I worked with a company of 25,000 employees where a singular speech habit prevailed throughout the company: Everybody who wanted to be anybody used the word "So" to start a sentence. They did it in place of "Um"--as if the speaker were announcing a sophisticated conclusion (like "therefore," but more casual) from data, but instead of using data, they were invoking the spirit of data, like Don Quixote's magic books.
This happened when a conversation was started, when a question was answered, even in the middle of an otherwise normal conversation. It was a "language gesture," a way of establishing authority because it borrowed from the logic of inductive conclusion that was a meme in the company's culture. It also meant that managers made their mark not by performing to specifications, but by coming up with insightful ideas.
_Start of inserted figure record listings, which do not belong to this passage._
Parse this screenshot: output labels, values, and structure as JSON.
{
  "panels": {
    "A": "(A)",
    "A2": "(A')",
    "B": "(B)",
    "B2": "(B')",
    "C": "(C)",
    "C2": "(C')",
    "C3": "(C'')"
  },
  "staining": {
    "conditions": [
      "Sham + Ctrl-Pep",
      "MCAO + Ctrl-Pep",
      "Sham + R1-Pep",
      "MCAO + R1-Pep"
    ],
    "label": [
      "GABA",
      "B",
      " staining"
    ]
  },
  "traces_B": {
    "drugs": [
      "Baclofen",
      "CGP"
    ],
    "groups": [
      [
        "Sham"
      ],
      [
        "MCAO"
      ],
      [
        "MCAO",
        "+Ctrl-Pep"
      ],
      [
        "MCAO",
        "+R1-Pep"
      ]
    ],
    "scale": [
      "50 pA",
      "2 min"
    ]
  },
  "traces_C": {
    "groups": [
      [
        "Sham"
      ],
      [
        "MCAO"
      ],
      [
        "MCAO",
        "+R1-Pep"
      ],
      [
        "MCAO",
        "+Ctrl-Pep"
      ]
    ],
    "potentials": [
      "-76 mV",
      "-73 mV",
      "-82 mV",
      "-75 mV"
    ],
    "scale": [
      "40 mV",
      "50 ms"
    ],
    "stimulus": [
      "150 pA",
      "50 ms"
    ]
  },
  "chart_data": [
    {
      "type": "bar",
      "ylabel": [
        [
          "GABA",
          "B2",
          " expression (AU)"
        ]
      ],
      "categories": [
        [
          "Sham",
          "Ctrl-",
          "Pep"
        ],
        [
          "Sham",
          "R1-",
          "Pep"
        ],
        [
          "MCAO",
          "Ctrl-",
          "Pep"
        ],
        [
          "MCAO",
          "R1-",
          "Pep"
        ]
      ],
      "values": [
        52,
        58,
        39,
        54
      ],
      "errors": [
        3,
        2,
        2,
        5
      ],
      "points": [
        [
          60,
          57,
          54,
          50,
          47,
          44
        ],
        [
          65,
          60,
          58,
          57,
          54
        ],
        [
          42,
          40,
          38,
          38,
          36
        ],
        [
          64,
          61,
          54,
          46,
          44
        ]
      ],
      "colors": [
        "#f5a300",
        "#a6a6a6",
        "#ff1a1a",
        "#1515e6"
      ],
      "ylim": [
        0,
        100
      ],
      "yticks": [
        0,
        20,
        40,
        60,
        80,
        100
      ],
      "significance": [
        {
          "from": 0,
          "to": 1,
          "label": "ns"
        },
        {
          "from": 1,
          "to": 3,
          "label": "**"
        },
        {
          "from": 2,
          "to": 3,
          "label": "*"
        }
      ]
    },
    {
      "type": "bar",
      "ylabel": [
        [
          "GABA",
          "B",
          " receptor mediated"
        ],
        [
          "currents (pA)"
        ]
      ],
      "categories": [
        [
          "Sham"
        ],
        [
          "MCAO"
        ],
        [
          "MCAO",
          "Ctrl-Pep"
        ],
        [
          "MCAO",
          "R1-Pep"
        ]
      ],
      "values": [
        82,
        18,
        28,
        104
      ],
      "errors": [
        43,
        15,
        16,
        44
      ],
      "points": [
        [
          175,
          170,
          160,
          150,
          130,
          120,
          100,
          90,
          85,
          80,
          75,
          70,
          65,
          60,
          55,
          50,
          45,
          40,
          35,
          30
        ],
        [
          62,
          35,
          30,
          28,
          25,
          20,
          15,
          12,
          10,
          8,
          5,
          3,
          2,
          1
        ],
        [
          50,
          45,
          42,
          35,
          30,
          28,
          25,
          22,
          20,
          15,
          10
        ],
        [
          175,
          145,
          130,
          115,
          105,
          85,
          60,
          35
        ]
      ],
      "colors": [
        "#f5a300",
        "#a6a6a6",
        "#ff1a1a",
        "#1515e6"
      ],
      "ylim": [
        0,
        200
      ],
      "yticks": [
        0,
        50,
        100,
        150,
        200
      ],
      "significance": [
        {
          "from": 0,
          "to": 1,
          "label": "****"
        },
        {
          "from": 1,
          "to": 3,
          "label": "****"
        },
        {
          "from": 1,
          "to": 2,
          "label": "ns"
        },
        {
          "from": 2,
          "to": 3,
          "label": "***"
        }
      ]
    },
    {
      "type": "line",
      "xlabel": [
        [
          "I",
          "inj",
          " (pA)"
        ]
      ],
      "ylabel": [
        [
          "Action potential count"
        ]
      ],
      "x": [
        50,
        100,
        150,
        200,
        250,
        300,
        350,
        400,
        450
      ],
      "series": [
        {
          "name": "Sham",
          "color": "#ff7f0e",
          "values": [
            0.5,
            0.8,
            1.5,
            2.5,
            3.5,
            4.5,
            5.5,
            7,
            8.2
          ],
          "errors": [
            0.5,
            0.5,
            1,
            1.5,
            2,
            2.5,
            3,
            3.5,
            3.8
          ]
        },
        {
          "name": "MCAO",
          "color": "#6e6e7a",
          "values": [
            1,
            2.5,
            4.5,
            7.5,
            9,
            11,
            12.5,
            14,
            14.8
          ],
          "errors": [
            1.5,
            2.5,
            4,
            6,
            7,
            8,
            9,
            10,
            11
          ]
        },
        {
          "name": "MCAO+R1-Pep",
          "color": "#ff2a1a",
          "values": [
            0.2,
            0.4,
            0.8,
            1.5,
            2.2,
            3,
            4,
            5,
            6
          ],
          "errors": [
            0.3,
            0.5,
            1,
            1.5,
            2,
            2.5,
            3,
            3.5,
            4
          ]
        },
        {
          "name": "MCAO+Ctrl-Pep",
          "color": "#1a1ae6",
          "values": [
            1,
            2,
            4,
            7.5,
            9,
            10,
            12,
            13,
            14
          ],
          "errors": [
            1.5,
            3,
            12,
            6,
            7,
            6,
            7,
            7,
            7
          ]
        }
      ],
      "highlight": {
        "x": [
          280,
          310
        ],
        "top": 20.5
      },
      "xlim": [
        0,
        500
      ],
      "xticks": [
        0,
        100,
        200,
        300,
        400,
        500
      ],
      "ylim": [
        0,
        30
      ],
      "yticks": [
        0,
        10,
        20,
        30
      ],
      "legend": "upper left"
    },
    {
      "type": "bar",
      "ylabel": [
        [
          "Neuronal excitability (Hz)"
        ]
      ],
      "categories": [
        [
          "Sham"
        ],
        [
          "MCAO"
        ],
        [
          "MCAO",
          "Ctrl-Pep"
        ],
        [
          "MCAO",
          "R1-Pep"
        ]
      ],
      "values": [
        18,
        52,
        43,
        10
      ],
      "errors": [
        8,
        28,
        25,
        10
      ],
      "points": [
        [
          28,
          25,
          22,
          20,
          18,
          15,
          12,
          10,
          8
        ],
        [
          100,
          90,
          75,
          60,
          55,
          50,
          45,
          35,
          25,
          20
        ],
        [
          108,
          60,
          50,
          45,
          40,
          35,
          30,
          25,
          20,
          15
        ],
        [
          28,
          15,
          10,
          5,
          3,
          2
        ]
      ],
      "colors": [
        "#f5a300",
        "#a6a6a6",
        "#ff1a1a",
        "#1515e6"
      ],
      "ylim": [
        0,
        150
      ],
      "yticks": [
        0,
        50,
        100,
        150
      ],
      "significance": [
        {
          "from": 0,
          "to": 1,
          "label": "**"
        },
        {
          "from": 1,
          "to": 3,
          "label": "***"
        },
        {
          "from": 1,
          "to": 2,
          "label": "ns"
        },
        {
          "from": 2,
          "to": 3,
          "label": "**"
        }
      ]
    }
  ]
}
In this culture, more data is better, and quality is second-rate, because at the mid-manager level, the behavior of LOOKING and SOUNDING analytic got jumbled up (like the kings with the pawns) with the true value-added analysis that led to dollars and cents.
Moreover, in this culture, actual data quality, if it were delivered, risked exposing these off-the-cuff analysts. Their analysis might easily be flawed, which carried with it political risk: in a culture that valued analysis, the ability to convince others that you are analytic carried as much political weight as the analysis itself. To be exposed would mean to lose face.
Solution?
The best step we made in this environment was to ask senior executives to declare themselves owners of key reports. From this position we could identify the metrics on those reports that mattered most, and then drill down from there to the data elements whose quality would have the greatest effect. When we asked the report generators to identify the data that mattered, we got quixotically unmanageable numbers of attributes, because they regarded everything they did as important--and they claimed to "speak data" by naming granular systems and sources, rather than principles of correction that would add lasting value.